According to the Global Trade Review, the World Blockchain Trade Consortium (WBTC) formed last week in Singapore. One of the participants is Global Trade Review’s sister company Singapore based GTR Ventures. Other members are Australia-based National Credit Insurance Brokers, Singapore-based fintech Incomlend and South American fintech Portal Finance. For now, none of the participants are banks.
The consortium will use startup Trade Finance Market’s technology called Invoice Check to prevent invoice fraud. It’s not uncommon for companies seeking finance to attempt to get trade credit multiple times using the same invoice.
The technology is similar to Monetago‘s where there is a blockchain with an obfuscated reference to invoices. Other parties can check the blockchain to verify that an invoice has not yet been financed. In the Monetago case, they partnered with a group of significant trade finance providers in India to prevent trade finance fraud. WBTC aims to share invoices globally.

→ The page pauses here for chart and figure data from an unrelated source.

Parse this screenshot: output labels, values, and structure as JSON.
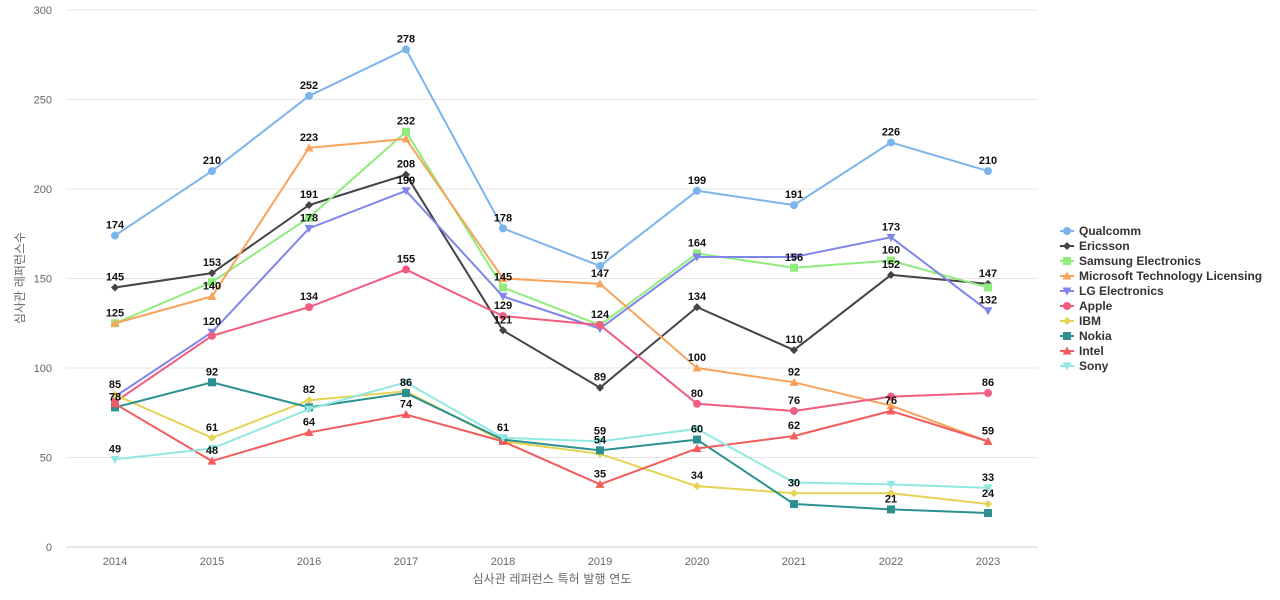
{
  "chart_data": {
    "type": "line",
    "title": "",
    "xlabel": "심사관 레퍼런스 특허 발행 연도",
    "ylabel": "심사관 레퍼런스수",
    "x": [
      "2014",
      "2015",
      "2016",
      "2017",
      "2018",
      "2019",
      "2020",
      "2021",
      "2022",
      "2023"
    ],
    "ylim": [
      0,
      300
    ],
    "yticks": [
      0,
      50,
      100,
      150,
      200,
      250,
      300
    ],
    "grid": true,
    "legend_position": "right",
    "series": [
      {
        "name": "Qualcomm",
        "color": "#7cb5ec",
        "marker": "circle",
        "values": [
          174,
          210,
          252,
          278,
          178,
          157,
          199,
          191,
          226,
          210
        ],
        "labeled": [
          true,
          true,
          true,
          true,
          true,
          true,
          true,
          true,
          true,
          true
        ]
      },
      {
        "name": "Ericsson",
        "color": "#434348",
        "marker": "diamond",
        "values": [
          145,
          153,
          191,
          208,
          121,
          89,
          134,
          110,
          152,
          147
        ],
        "labeled": [
          true,
          true,
          true,
          true,
          true,
          true,
          true,
          true,
          true,
          true
        ]
      },
      {
        "name": "Samsung Electronics",
        "color": "#90ed7d",
        "marker": "square",
        "values": [
          125,
          148,
          184,
          232,
          145,
          124,
          164,
          156,
          160,
          145
        ],
        "labeled": [
          true,
          false,
          false,
          true,
          true,
          true,
          true,
          true,
          true,
          false
        ]
      },
      {
        "name": "Microsoft Technology Licensing",
        "color": "#f7a35c",
        "marker": "triangle",
        "values": [
          125,
          140,
          223,
          228,
          150,
          147,
          100,
          92,
          79,
          59
        ],
        "labeled": [
          false,
          true,
          true,
          false,
          false,
          true,
          true,
          true,
          false,
          false
        ]
      },
      {
        "name": "LG Electronics",
        "color": "#8085e9",
        "marker": "triangle-down",
        "values": [
          84,
          120,
          178,
          199,
          140,
          122,
          162,
          162,
          173,
          132
        ],
        "labeled": [
          false,
          true,
          true,
          true,
          false,
          false,
          false,
          false,
          true,
          true
        ]
      },
      {
        "name": "Apple",
        "color": "#f15c80",
        "marker": "circle",
        "values": [
          81,
          118,
          134,
          155,
          129,
          124,
          80,
          76,
          84,
          86
        ],
        "labeled": [
          false,
          false,
          true,
          true,
          true,
          false,
          true,
          true,
          false,
          true
        ]
      },
      {
        "name": "IBM",
        "color": "#e4d354",
        "marker": "diamond",
        "values": [
          85,
          61,
          82,
          87,
          59,
          52,
          34,
          30,
          30,
          24
        ],
        "labeled": [
          true,
          true,
          true,
          false,
          false,
          false,
          true,
          true,
          false,
          true
        ]
      },
      {
        "name": "Nokia",
        "color": "#2b908f",
        "marker": "square",
        "values": [
          78,
          92,
          78,
          86,
          60,
          54,
          60,
          24,
          21,
          19
        ],
        "labeled": [
          true,
          true,
          false,
          true,
          false,
          true,
          true,
          false,
          true,
          false
        ]
      },
      {
        "name": "Intel",
        "color": "#f45b5b",
        "marker": "triangle",
        "values": [
          80,
          48,
          64,
          74,
          59,
          35,
          55,
          62,
          76,
          59
        ],
        "labeled": [
          false,
          true,
          true,
          true,
          false,
          true,
          false,
          true,
          true,
          true
        ]
      },
      {
        "name": "Sony",
        "color": "#91e8e1",
        "marker": "triangle-down",
        "values": [
          49,
          55,
          77,
          92,
          61,
          59,
          66,
          36,
          35,
          33
        ],
        "labeled": [
          true,
          false,
          false,
          false,
          true,
          true,
          false,
          false,
          false,
          true
        ]
      }
    ]
  }
}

In the last few years, there have been several examples of major fraud, especially in metal trading. Often the issue was that multiple warehouse receipts were issued for the same pallet of goods. And the fraudulent warehouse receipts were then used to raise finance. This happens even though the financier gets a third party to go and check that the warehouse receipts match the goods. But someone else owns the original receipts and later takes the products. Just last year ANZ was caught out with fraudulent receipts for 30,000 tons of nickel with a value of $286 million at the time.
The WBTC consortium differs from others where the primary aim is to digitize trade documents to facilitate speedy trade finance. However, the WBTC plans to interoperate with other consortia.
Yesterday Singapore-based dltledger announced the launch of its SaaS trade blockchain. Regarding blockchain trade finance the most significant groups are we.trade, Marco Polo, Voltron, Hong Kong’s eTradeConnect, and komgo for commodities (initially energy).